Schacter: Current generation must show future ones why to choose Judaism
People make inconceivable numbers of choices each day, Louis Plung said, from what to eat for breakfast to what to wear to work or which detour might avoid rush hour traffic.
Americans cherish the right to choose how to live their lives, he said, and it is this way of thinking that has many people wondering what the future holds for the Jewish community in Pittsburgh and nationwide.
“I think the question we have to ask is what type of Jewish community will we leave for the next generation,” said Plung, who chairs the Jewish Federation of Greater Pittsburgh.
Plung addressed a packed auditorium as part of the Conversations for a Jewish Future Speaker Series before introducing the keynote speaker, Rabbi J.J. Schacter. Schacter’s presentation was focused around one fundamental issue: Will there be a Jewish religion in the future of our community?
“If you would ask me how Jewish life is in Pittsburgh, I would say it’s fine, everything is great,” Schacter said. “I believe there will be a future for our Jewish community that will not only be around, but it will be vibrant.”
Schacter, a professor of Jewish history and thought at Yeshiva University, cited the concept of choice as a main factor in preserving a thriving Jewish community. In a time where people can be overwhelmed by the amount of variety in daily life, having the ability to follow one’s own path is the only way to maintain the lifestyle of choice.
“The core of our challenge for a greater Pittsburgh and to have Jews engaged in the community is to inspire people to choose to accept Judaism,” Schacter said.
Schacter placed the onus to provide future generations with a compelling argument for keeping the Jewish faith on the current generation. The Harvard graduate explained that if a Jewish child does not practice the religion with the same vigor as Schacter himself, then it is Schacter’s responsibility to show why keeping the faith to the letter of the law is an admirable decision.
One question future generations must be asking, the rabbi said, is why will Jewish religion mean something to them? If children can provide answers to these questions, then they will be able embrace the religion.
Sitting to the left of Schacter, taking up almost an entire section of the auditorium, were a group of Jewish teenagers who seemed fixated on every word he spoke. Schacter pointed to those teens, citing them as prime examples of individuals embracing their role in preserving the Jewish community.

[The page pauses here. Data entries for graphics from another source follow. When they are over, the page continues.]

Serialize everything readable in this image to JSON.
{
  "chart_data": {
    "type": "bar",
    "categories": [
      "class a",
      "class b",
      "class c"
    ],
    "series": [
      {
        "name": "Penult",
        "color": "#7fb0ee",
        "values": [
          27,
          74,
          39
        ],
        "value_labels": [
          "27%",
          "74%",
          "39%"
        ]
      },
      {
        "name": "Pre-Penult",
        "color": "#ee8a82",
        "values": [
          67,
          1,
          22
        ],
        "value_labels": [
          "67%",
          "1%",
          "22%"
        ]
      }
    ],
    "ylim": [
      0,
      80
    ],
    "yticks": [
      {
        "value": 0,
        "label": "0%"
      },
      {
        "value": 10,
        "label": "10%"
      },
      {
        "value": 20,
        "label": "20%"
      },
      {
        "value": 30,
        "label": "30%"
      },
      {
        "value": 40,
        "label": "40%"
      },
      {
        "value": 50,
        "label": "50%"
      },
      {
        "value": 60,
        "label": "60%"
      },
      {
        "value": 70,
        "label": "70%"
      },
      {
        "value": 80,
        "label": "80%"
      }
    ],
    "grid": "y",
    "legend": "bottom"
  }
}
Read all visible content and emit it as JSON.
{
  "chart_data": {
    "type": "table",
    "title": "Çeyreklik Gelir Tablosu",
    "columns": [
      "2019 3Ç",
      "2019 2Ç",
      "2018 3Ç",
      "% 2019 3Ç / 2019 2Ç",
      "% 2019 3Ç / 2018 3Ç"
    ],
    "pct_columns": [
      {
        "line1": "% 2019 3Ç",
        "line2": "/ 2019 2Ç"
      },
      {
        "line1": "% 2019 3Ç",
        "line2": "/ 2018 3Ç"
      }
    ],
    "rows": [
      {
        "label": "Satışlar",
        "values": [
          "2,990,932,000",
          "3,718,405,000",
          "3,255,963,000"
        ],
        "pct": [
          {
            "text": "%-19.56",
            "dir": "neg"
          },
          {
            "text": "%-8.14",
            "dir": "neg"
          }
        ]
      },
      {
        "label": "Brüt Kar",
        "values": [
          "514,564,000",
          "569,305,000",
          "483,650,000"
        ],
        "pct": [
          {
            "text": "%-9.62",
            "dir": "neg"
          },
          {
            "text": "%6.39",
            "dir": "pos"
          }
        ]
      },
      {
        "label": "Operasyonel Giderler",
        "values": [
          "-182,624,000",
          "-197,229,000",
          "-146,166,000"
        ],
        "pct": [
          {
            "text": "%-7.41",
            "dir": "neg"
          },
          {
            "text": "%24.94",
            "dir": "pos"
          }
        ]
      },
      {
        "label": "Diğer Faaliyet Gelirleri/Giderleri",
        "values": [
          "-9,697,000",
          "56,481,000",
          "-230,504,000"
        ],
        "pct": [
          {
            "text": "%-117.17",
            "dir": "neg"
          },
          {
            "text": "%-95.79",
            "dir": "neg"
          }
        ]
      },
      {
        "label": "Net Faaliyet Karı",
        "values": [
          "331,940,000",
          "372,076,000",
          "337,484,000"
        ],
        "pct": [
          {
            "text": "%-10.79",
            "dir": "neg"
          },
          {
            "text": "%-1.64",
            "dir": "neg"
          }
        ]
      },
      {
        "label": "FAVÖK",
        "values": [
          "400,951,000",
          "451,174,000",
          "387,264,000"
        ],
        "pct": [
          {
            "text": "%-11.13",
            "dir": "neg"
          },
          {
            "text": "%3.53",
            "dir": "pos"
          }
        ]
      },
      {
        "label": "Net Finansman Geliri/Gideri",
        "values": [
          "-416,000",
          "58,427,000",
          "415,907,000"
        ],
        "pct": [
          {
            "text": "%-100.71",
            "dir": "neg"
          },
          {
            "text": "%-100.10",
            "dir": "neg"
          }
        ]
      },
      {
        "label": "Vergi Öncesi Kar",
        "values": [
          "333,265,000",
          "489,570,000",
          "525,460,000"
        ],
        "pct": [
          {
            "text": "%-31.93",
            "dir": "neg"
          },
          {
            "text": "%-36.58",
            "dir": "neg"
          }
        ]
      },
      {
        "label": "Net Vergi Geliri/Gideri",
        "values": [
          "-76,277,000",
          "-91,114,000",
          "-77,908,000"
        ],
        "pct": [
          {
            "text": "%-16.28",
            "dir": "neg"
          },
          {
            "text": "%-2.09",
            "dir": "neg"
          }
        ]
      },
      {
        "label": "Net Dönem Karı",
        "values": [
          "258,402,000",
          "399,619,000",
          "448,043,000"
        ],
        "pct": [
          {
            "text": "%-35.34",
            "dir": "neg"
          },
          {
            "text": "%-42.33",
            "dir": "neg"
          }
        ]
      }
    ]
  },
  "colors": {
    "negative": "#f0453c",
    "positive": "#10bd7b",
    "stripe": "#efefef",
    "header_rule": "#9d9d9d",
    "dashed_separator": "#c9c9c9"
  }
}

Using excerpts from Maimonides’ writings, Schacter illustrated God’s promise that the Jewish people will stand the test of time.
“The fact is, Jews have faced crude discrimination and brute physical annihilation,” he said. “Somehow we have survived. It tells me we will continue to survive.”
He reiterated his speech was not to assure people that the Jewish religion itself will continue for generations, but to show how future generations could ensure that Jewish leadership and pride will be present for generations to come.